In developing countries, Rwanda included, the control and regulation of pharmaceuticals is not very strict and there have been many reports of substandard as well as fake drugs on the market:

- Studies done in Nigeria to evaluate the quality of quinine tablets reported the presence of fake formulations (Sowumni et al., 1994).

- A report on the quality of pharmaceuticals in developing countries was made by Shakoor et al. (1997) on 81 drugs sampled from Nigeria and 15 from Thailand, antimalarials and antibiotics commonly used in these countries. They analyzed by HPLC the content of the active ingredient as well as the presence of impurities and degradation products. The results showed that 36% (25) of the samples from Nigeria and 40% (6) from Thailand did not comply with pharmacopoeia standards and 3 of the substandard samples from Nigeria (2 chloroquine and 1 amoxicillin) and 3 from Thailand (chloroquine) were fake. Through these observations the authors concluded that the major reason for substandard drugs in the developing countries was poor manufacturing practice.

- Sulfamethoxazole, an active pharmaceutical ingredient manufactured in India, was found to be of poor quality and rejected, but was deliberately being placed at the bottom of every fourth drum ready to be exported abroad (WHO, 1997).

- Recently, in the Laboratory of Pharmaceutical Technology of Ghent University, a study on the quality of essential drugs available on the Tanzanian market was done by Risha et al. (2002). They evaluated the in vitro availability and its stability under simulated tropical conditions of 22 formulations containing paracetamol, acetylsalicylic acid, chloroquine and sulfadoxine/pyrimethamine.
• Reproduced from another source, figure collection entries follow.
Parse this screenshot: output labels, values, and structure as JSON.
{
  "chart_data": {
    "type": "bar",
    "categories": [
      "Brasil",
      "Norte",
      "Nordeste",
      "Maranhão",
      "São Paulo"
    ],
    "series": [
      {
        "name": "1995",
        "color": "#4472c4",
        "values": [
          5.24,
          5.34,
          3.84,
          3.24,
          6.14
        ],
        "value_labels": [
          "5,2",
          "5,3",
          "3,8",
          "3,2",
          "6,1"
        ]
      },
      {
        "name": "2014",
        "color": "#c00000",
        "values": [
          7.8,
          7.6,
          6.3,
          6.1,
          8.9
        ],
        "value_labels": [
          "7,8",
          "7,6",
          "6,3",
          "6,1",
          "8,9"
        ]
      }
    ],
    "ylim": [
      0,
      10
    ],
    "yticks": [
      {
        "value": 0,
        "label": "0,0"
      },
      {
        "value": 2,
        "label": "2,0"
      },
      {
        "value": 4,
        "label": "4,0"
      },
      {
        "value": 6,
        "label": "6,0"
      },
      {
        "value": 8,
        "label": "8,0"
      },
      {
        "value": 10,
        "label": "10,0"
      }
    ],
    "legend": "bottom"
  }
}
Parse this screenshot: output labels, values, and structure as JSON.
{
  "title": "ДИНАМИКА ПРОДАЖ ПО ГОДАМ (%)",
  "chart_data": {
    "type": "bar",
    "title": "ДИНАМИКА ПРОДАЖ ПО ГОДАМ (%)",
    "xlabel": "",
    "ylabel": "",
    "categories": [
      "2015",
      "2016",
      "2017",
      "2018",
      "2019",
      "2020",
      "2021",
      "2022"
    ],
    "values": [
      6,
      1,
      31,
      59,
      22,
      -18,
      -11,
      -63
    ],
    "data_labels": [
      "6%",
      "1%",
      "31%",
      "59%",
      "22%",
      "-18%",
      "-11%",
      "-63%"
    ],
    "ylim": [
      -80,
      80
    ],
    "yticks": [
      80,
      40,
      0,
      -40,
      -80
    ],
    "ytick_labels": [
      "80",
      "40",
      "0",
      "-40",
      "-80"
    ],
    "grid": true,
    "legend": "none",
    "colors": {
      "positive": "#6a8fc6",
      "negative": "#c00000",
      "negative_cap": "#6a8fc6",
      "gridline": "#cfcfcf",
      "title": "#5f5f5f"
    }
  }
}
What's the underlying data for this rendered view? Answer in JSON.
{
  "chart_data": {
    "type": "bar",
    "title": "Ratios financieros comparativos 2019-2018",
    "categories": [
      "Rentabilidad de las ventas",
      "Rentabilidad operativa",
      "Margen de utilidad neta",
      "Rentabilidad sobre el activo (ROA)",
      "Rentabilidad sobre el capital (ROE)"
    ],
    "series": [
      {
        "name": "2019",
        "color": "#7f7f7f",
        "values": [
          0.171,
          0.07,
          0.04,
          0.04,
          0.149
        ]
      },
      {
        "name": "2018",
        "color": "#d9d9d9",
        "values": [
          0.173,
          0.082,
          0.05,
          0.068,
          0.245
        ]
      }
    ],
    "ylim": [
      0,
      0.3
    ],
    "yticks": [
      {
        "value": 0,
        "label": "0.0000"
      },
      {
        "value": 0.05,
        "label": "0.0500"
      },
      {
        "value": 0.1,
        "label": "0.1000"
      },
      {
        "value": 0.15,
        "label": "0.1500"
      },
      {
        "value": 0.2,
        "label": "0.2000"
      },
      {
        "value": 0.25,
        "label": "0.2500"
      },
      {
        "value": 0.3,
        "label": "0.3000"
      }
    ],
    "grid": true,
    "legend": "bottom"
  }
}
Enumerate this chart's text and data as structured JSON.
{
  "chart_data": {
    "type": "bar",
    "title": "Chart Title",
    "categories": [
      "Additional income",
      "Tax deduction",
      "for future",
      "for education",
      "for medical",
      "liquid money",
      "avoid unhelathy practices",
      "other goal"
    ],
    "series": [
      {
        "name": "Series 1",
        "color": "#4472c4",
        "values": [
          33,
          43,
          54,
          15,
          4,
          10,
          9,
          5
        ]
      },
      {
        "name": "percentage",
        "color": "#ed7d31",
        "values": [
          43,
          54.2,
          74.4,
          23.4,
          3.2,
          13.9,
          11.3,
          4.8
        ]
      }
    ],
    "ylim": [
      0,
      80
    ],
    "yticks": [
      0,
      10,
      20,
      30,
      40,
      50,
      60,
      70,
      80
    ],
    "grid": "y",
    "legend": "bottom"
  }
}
They used methods specified in the USP 24 monographs of the respective drugs. All drugs analyzed passed the pharmacopoeia requirements for the drug content. However seven formulations failed to meet the USP 24 tolerance limits for dissolution. In addition five formulations failed to meet the USP 24 tolerance limits for dissolution after being subjected for six months to an accelated stability test under simulated tropical conditions (75 % RH, 40 °C). They concluded that the dissolution behaviour of 12 of the samples was not satisfactory.

They recommended the validation of the manufacturing process and the use of excipients with predetermined properties.